Near Duplicate Video Detection / Video Based Fraud Detector

Context

Near-Duplicate Video Detection (NDVD) and Near-Duplicate Video Retrieval are hot research topics of increasing interest in recent years due to the exponential growth of online video creation. It is considered essential in a variety of applications that involve copy detection, copyright protection, video retrieval, indexing and management and video recommendation and search.

Recent developments included in the Livepeer Protocol (see MPEG-7 perceptual hashing) include the possibility of accessing an MPEG-7 perceptual hashed version of the transcoded videos. This basically opens the door to several applications which are worth exploring.
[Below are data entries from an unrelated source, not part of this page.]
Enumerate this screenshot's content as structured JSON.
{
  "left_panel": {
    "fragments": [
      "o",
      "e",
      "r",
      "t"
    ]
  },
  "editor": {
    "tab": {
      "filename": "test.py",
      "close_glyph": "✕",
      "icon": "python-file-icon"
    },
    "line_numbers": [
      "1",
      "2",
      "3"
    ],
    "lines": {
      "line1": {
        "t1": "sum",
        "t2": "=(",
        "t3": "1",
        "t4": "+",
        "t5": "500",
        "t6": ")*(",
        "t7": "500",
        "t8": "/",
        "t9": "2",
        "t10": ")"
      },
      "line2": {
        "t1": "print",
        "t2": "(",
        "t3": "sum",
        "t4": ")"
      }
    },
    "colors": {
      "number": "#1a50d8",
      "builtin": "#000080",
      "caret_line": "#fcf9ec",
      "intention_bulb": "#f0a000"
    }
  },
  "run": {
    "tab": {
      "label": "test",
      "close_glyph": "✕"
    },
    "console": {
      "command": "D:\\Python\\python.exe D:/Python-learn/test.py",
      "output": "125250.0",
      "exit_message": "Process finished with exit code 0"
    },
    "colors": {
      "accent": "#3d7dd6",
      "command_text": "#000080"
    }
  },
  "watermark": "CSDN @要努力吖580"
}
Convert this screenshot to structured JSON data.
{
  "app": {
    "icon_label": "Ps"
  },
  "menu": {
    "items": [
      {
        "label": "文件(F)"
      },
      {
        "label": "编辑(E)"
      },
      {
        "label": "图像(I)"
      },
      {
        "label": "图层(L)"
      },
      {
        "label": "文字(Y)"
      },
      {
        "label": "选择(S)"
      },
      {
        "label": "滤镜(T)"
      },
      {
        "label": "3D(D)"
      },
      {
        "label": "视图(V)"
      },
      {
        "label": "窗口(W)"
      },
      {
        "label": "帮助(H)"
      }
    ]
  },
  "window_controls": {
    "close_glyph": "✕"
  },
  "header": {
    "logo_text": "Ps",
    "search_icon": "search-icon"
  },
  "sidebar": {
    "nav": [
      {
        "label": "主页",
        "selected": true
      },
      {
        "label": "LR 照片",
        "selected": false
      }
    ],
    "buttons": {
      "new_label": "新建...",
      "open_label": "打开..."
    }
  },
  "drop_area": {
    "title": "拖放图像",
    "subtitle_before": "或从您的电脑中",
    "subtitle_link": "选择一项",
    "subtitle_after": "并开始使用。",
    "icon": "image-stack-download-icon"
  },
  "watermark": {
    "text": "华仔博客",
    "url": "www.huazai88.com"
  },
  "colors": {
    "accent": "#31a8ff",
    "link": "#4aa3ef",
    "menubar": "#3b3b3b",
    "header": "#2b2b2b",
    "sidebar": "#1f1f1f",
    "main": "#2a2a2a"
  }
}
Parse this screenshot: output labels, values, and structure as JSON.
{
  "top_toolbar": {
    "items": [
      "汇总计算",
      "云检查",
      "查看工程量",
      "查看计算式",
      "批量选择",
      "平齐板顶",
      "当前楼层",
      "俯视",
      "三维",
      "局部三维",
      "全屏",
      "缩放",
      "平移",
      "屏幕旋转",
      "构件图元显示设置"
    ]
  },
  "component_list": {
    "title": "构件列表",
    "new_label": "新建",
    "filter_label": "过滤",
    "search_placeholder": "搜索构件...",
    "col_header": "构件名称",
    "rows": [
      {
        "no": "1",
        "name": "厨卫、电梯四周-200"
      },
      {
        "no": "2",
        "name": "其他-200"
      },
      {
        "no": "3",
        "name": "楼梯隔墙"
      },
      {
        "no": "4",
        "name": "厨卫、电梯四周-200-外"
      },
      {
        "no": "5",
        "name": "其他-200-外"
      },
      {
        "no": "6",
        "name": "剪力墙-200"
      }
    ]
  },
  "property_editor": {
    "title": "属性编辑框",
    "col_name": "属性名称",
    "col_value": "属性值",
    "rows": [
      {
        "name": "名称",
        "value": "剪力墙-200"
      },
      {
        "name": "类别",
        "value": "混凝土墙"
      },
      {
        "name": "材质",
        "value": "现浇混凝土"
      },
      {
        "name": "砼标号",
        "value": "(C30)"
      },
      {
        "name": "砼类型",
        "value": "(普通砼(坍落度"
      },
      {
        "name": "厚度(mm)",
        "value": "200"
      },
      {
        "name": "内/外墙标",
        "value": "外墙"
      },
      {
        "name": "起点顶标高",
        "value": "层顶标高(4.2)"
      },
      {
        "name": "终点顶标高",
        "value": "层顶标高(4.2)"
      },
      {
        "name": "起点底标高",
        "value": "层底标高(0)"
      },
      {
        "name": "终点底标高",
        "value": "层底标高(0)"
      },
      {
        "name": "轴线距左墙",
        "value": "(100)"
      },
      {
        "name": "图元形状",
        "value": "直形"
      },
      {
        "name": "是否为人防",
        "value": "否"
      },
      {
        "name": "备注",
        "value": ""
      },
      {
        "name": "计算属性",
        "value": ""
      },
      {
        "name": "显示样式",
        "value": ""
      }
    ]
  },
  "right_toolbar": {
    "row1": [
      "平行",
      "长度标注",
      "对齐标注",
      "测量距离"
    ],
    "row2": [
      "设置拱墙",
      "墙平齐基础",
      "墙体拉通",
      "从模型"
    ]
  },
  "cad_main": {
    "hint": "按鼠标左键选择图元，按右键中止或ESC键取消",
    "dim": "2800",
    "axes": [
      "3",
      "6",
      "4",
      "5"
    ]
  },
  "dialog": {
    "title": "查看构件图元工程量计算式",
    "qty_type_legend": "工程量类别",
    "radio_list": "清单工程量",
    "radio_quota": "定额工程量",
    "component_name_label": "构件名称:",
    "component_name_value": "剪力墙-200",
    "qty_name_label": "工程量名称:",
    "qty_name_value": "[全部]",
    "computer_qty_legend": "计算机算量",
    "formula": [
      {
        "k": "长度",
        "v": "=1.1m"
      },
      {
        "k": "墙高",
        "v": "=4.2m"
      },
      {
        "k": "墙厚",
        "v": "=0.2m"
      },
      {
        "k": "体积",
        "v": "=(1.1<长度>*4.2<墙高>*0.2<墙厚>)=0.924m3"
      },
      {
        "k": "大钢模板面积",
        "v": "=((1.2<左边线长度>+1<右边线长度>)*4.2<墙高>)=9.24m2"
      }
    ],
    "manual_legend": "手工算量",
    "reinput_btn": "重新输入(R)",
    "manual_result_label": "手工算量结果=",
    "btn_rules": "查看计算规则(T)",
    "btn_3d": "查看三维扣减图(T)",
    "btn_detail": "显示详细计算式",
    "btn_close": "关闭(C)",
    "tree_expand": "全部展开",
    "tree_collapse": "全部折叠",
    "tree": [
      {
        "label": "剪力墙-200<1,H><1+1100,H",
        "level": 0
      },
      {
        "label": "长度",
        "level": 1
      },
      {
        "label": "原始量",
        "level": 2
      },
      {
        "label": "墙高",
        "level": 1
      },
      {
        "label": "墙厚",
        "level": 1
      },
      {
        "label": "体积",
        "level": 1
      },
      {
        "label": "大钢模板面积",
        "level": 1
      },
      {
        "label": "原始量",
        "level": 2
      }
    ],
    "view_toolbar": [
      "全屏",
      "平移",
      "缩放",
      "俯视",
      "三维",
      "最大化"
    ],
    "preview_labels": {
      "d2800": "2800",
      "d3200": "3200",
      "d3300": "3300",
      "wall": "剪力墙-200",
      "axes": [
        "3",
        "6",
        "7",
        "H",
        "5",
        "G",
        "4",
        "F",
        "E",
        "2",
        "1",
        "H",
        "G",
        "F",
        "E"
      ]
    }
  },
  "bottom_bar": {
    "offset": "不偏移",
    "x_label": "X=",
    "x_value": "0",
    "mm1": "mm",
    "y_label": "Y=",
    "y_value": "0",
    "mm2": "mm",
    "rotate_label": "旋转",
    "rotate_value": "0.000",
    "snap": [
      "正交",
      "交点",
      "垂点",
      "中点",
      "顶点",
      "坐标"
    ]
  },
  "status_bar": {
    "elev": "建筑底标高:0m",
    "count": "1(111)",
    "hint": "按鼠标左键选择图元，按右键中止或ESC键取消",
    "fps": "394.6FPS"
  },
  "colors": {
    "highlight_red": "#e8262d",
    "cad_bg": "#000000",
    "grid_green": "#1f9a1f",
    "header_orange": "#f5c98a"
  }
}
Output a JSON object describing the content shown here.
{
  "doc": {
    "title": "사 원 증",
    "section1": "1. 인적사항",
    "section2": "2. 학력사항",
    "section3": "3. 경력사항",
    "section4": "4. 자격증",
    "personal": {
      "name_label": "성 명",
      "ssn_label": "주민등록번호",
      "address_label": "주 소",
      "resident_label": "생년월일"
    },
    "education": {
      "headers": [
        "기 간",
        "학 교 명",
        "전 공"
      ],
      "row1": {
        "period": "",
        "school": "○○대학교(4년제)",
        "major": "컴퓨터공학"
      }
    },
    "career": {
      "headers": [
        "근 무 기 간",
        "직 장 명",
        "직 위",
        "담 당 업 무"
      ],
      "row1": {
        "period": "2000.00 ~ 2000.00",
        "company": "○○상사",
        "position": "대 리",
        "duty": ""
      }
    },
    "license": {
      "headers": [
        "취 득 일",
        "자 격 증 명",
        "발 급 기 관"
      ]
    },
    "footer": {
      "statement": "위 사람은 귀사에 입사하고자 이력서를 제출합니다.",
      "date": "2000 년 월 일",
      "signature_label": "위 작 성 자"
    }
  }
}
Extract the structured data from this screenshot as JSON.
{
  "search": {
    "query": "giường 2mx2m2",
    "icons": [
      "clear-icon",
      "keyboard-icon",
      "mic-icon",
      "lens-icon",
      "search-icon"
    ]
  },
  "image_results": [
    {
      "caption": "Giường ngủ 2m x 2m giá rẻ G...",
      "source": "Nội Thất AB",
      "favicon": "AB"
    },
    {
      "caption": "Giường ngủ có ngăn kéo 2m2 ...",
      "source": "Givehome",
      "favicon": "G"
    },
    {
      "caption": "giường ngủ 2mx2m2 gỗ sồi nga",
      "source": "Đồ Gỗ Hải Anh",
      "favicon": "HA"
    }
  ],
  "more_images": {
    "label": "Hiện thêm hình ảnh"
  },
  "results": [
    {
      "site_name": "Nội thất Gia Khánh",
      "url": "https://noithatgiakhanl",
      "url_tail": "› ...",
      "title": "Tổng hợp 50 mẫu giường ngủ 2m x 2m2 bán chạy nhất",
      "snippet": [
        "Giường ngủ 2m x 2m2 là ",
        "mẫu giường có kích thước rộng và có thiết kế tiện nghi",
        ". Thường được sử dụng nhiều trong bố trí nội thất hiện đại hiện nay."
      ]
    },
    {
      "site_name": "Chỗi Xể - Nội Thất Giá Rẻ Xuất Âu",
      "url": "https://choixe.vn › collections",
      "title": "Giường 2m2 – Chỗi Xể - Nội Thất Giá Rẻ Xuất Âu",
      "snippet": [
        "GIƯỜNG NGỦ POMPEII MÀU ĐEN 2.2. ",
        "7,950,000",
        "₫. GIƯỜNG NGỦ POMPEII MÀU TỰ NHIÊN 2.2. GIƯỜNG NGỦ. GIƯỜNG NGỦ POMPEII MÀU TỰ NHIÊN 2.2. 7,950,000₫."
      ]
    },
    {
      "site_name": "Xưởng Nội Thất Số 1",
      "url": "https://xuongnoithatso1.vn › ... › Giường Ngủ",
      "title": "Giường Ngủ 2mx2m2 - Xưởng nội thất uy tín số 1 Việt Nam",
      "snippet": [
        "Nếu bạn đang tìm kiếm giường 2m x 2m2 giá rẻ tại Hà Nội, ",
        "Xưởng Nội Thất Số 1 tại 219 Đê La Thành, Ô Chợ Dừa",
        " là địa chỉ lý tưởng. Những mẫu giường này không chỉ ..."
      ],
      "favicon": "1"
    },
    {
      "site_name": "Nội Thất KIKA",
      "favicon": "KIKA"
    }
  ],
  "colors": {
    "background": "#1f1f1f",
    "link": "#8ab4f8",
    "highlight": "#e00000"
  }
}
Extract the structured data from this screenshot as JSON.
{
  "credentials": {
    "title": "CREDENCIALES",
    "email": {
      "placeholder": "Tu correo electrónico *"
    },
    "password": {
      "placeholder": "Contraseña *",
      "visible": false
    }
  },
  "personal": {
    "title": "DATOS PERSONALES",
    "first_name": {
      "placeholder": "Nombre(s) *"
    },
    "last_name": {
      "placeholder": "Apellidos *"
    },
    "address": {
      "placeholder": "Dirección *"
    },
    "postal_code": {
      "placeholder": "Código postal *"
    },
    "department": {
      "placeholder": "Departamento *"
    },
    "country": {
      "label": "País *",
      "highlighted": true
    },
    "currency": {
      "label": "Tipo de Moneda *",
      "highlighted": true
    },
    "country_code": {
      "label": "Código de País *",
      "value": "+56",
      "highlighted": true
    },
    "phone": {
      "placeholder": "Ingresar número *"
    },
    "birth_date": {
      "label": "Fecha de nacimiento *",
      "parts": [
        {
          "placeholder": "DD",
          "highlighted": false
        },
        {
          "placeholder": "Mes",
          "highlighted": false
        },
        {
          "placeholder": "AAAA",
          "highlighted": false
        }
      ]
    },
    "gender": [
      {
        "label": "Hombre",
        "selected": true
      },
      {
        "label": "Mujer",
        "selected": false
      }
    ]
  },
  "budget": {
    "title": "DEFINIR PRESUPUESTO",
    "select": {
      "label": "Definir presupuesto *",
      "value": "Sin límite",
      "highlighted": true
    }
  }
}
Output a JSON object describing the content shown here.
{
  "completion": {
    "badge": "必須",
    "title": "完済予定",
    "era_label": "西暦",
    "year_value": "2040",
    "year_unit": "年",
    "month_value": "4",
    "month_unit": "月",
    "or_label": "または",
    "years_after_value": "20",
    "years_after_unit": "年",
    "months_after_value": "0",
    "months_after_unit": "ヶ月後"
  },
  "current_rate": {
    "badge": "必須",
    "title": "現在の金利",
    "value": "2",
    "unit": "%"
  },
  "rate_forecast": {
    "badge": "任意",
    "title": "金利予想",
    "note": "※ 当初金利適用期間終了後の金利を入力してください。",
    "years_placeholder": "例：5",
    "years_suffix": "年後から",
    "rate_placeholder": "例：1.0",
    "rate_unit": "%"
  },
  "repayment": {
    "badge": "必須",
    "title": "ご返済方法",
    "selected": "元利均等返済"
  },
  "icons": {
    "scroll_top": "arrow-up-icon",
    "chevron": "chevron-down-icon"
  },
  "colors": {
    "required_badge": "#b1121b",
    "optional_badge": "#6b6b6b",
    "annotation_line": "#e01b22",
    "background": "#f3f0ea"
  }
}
Such applications include [SHEN et al. 2020]:

  • Copyright Protection: Digital products are highly sensitive to different forms of fraud, like unauthorized copying, editing and / or redistribution (see copy minting of NFTs, for example). Besides, this usually results in a huge risk for Livepeer platform to become liable for these behaviors.
  • Video Monitoring: Being able to monitor the ways in which a video asset is used permits Livepeer creators and their sponsors measure the impact of it and, for instance, evaluate the repercussion of embedded commercials.
  • Topic Tracking: Broadcast video, especially news video, contains a broad range of real-world events that could be of critical value for the affected or interested persons. The semantic organzation of the event-related videos from different sources is essential to track and extract the most relevant of them, while maintaining an adequate degree of diversity.
  • Video Recommender: This kind of systems aim at retrieving users’ preference based on their past interactions, and recommend videos that can be of value for the Livepeer user. Therefore, NDVR techniques are necessary for service subjects to efficiently search out the videos that Livepeer users may want to browse in large-scale data.
  • Data mining: The purpose of data preprocessing is to reduce the impact of the existing near-duplicate contents on data mining results. When searching for videos on the Internet, one may get a list of videos flooded with near-duplicates. These near-duplicates are assumed to be removed from the list for better mining.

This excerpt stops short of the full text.